The candidates are each represented by a two letter code as follows:

CR – Cristiano Ronaldo

LM – Lionel Messi

NJ – Neymar Junior

LS – Luis Suarez

RS – Ron da Silva

Jason marked his ballot as follows:

CR – 4

LM – 3

NJ – 2

LS –

RS – 5

This is recorded in cells A5-F5

This means that Jason prefers Ron the most, followed by Cristiano, followed by Lionel, followed by Neymar.
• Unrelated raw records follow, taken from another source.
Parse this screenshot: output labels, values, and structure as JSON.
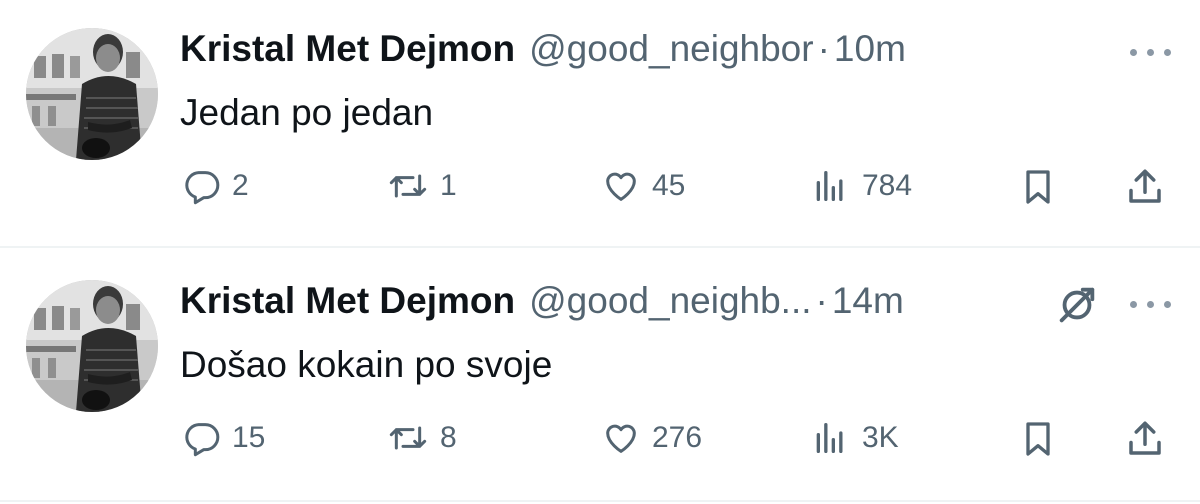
{
  "tweets": [
    {
      "name": "Kristal Met Dejmon",
      "handle": "@good_neighbor",
      "separator": "·",
      "time": "10m",
      "text": "Jedan po jedan",
      "replies": "2",
      "retweets": "1",
      "likes": "45",
      "views": "784",
      "pinned_icon": false
    },
    {
      "name": "Kristal Met Dejmon",
      "handle": "@good_neighb...",
      "separator": "·",
      "time": "14m",
      "text": "Došao kokain po svoje",
      "replies": "15",
      "retweets": "8",
      "likes": "276",
      "views": "3K",
      "pinned_icon": true
    }
  ],
  "icons": {
    "reply": "reply-icon",
    "retweet": "retweet-icon",
    "like": "heart-icon",
    "views": "views-icon",
    "bookmark": "bookmark-icon",
    "share": "share-icon",
    "more": "more-dots-icon",
    "pin": "pin-icon"
  },
  "colors": {
    "text_primary": "#0f1419",
    "text_secondary": "#536471",
    "divider": "#eff3f4"
  }
}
Jason did not vote for Luis Suarez because he prefers all other candidates over ear biters.

A pairwise comparison is done between each candidate on Jason’s ballot in rows H5 – AF5

You will note H5 is greyed out and has a value of zero. This is a pairwise comparison of a candidate to himself/herself. This cell is meaningless, and is only here for ease of formula cut and pasting. Same for N5, T5, Z5, AF5.

I5 is a comparison between CR > LM. If CR has a higher rank than LM, then this cell will contain a 1. Otherwise it will contain a zero. This process is repeated for each pairwise comparison.
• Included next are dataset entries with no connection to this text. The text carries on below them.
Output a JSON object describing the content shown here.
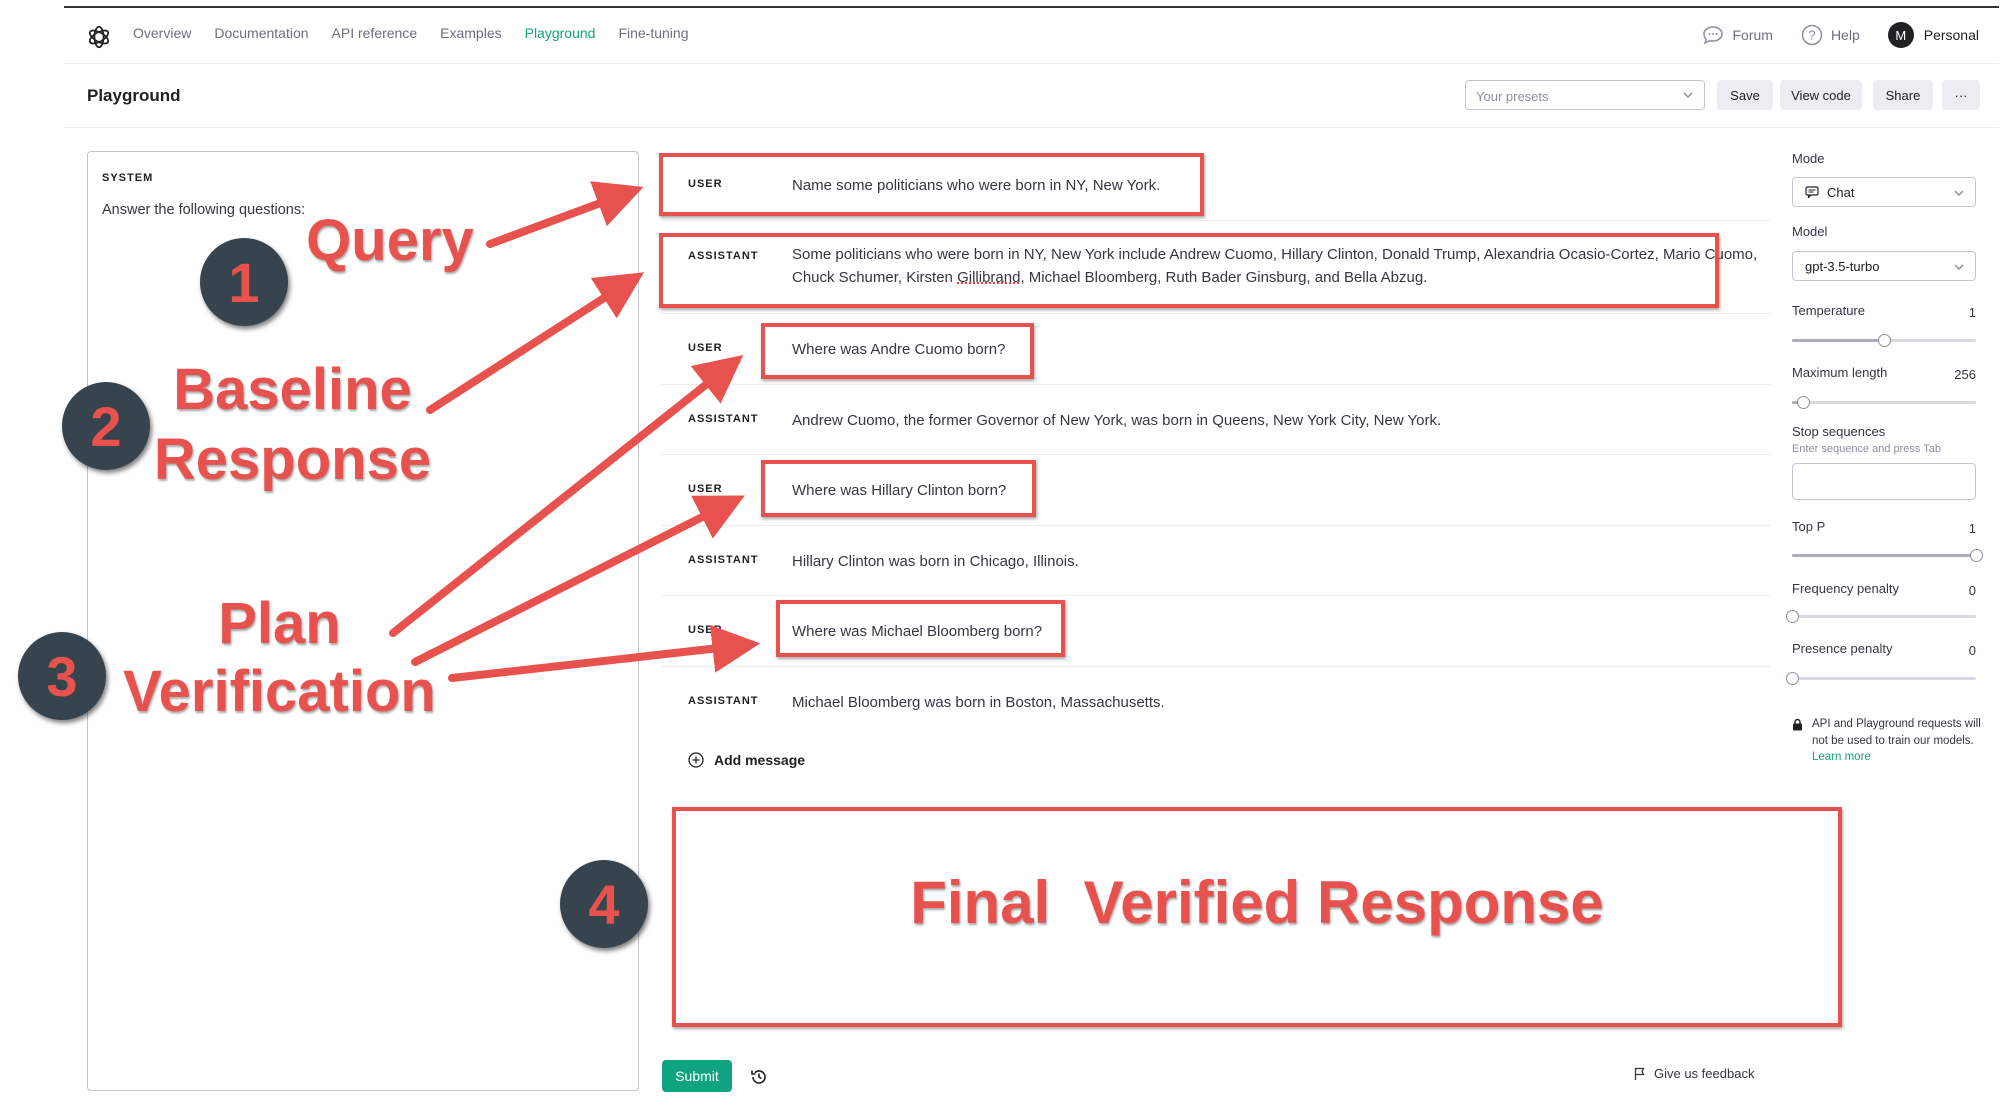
{
  "nav": {
    "items": [
      "Overview",
      "Documentation",
      "API reference",
      "Examples",
      "Playground",
      "Fine-tuning"
    ],
    "active": "Playground",
    "forum": "Forum",
    "help": "Help",
    "avatar_initial": "M",
    "account": "Personal"
  },
  "header": {
    "title": "Playground",
    "presets_placeholder": "Your presets",
    "save": "Save",
    "view_code": "View code",
    "share": "Share",
    "more": "···"
  },
  "system": {
    "label": "SYSTEM",
    "text": "Answer the following questions:"
  },
  "messages": [
    {
      "role": "USER",
      "text": "Name some politicians who were born in NY, New York."
    },
    {
      "role": "ASSISTANT",
      "text_before": "Some politicians who were born in NY, New York include Andrew Cuomo, Hillary Clinton, Donald Trump, Alexandria Ocasio-Cortez, Mario Cuomo, Chuck Schumer, Kirsten ",
      "text_flagged": "Gillibrand",
      "text_after": ", Michael Bloomberg, Ruth Bader Ginsburg, and Bella Abzug."
    },
    {
      "role": "USER",
      "text": "Where was Andre Cuomo born?"
    },
    {
      "role": "ASSISTANT",
      "text": "Andrew Cuomo, the former Governor of New York, was born in Queens, New York City, New York."
    },
    {
      "role": "USER",
      "text": "Where was Hillary Clinton born?"
    },
    {
      "role": "ASSISTANT",
      "text": "Hillary Clinton was born in Chicago, Illinois."
    },
    {
      "role": "USER",
      "text": "Where was Michael Bloomberg born?"
    },
    {
      "role": "ASSISTANT",
      "text": "Michael Bloomberg was born in Boston, Massachusetts."
    }
  ],
  "add_message": "Add message",
  "submit": "Submit",
  "feedback": "Give us feedback",
  "settings": {
    "mode_label": "Mode",
    "mode_value": "Chat",
    "model_label": "Model",
    "model_value": "gpt-3.5-turbo",
    "temperature_label": "Temperature",
    "temperature_value": "1",
    "temperature_fraction": 0.5,
    "max_length_label": "Maximum length",
    "max_length_value": "256",
    "max_length_fraction": 0.06,
    "stop_label": "Stop sequences",
    "stop_hint": "Enter sequence and press Tab",
    "top_p_label": "Top P",
    "top_p_value": "1",
    "top_p_fraction": 1.0,
    "freq_label": "Frequency penalty",
    "freq_value": "0",
    "freq_fraction": 0.0,
    "presence_label": "Presence penalty",
    "presence_value": "0",
    "presence_fraction": 0.0,
    "notice": "API and Playground requests will not be used to train our models.",
    "learn_more": "Learn more"
  },
  "annotations": {
    "step1_number": "1",
    "step1_label": "Query",
    "step2_number": "2",
    "step2_label_line1": "Baseline",
    "step2_label_line2": "Response",
    "step3_number": "3",
    "step3_label_line1": "Plan",
    "step3_label_line2": "Verification",
    "step4_number": "4",
    "step4_label": "Final  Verified Response"
  },
  "colors": {
    "accent": "#10a37f",
    "annotation_red": "#e8524e",
    "circle_fill": "#37444d"
  }
}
This process is repeated for each ballot.

The number of times a candidate wins a pairwise comparison is summed on B20 – AF20.

The summed pairwise comparison is then transformed into a grid in B22 – G27.

The grid is colored such that the candidate with the most votes in a pairwise comparison is green, and the candidate with the least votes in a pairwise comparison is red. For example cell D23 represents the number of times CR beats LM in a pairwise comparison, 4. Cell C24 represents the number of times LM beats CR in a pairwise comparison, 9. Since 9 is greater than 4, the cell containing 9 is green, and the cell containing 4 is red. The rest of the grid contains all of the pairwise comparisons in the same fashion.

A matrix is then constructed. Since there are five candidates, there will be five points. They are fully meshed by arrows where an arrow points from the winner of the pairwise comparison to the loser of the pairwise comparison. Each arrow is labeled by the number of pairwise comparisons that the winner won (green in the grid).

A beat path is then traced from one candidate to another. Paths may only be traced in the directions of the arrows. Paths may pass through intermediate candidates. The power of the path will be the lowest valued link in the path. When there are multiple paths, the path with the highest value is used. This is then recorded in the strongest path grid in B30 – G35.

For example, RS -> CR has three paths:

RS -> CR

RS -> LM -> CR

RS -> NJ -> CR

RS->CR has a power of 14.

RS -> LM has a power of 12.

RS -> NJ has a power of 13.

LM -> CR has a power of 9.

NJ -> CR has a power of 8.

The path RS -> CR has a power of 14.

The path RS -> LM -> CR has links 12, 9, which means it has a power of 9.

The path RS -> NJ -> CR has links 13, 8, which means it has a power of 8.

Of all the paths, the one with the highest power is 14. This is recorded in C35.

This process is followed for each of the candidates.

The candidate who has the highest power in the most pairwise comparisons is the winner.

The candidate with the highest power in the next most pairwise comparisons is the second place. And so on. This is continued until all the candidates are ranked from highest power to lowest power.

It is possible that the best path between two pairs of candidates may share the same low cost link, and thus have the same power. In this case that link will be removed from the matrix, and a new power will be determined. In the event that they still share a same cost link, it will again be removed from the matrix. This will be repeated until the power of one candidate is greater, or there is no path to either candidate. This will result in a tie. A ballot will be selected at random. If that ballot ranks one of the tied candidates higher than another then the candidate ranked higher will be considered to have the higher power. If neither candidate is ranked higher another randomly selected ballot will be used. If no ballot prefers one candidate over then other than a random process will be used to determine which candidate is considered to have the higher and lower power.

The candidate with the highest power in the first round will take the highest rank.

That candidate will then be zeroed out on all ballots and a second round will be run to find the next highest rank.

Subsequent rounds will be completed in this way, and subsequently lower ranks will be filled, until the final round which will have only two candidate.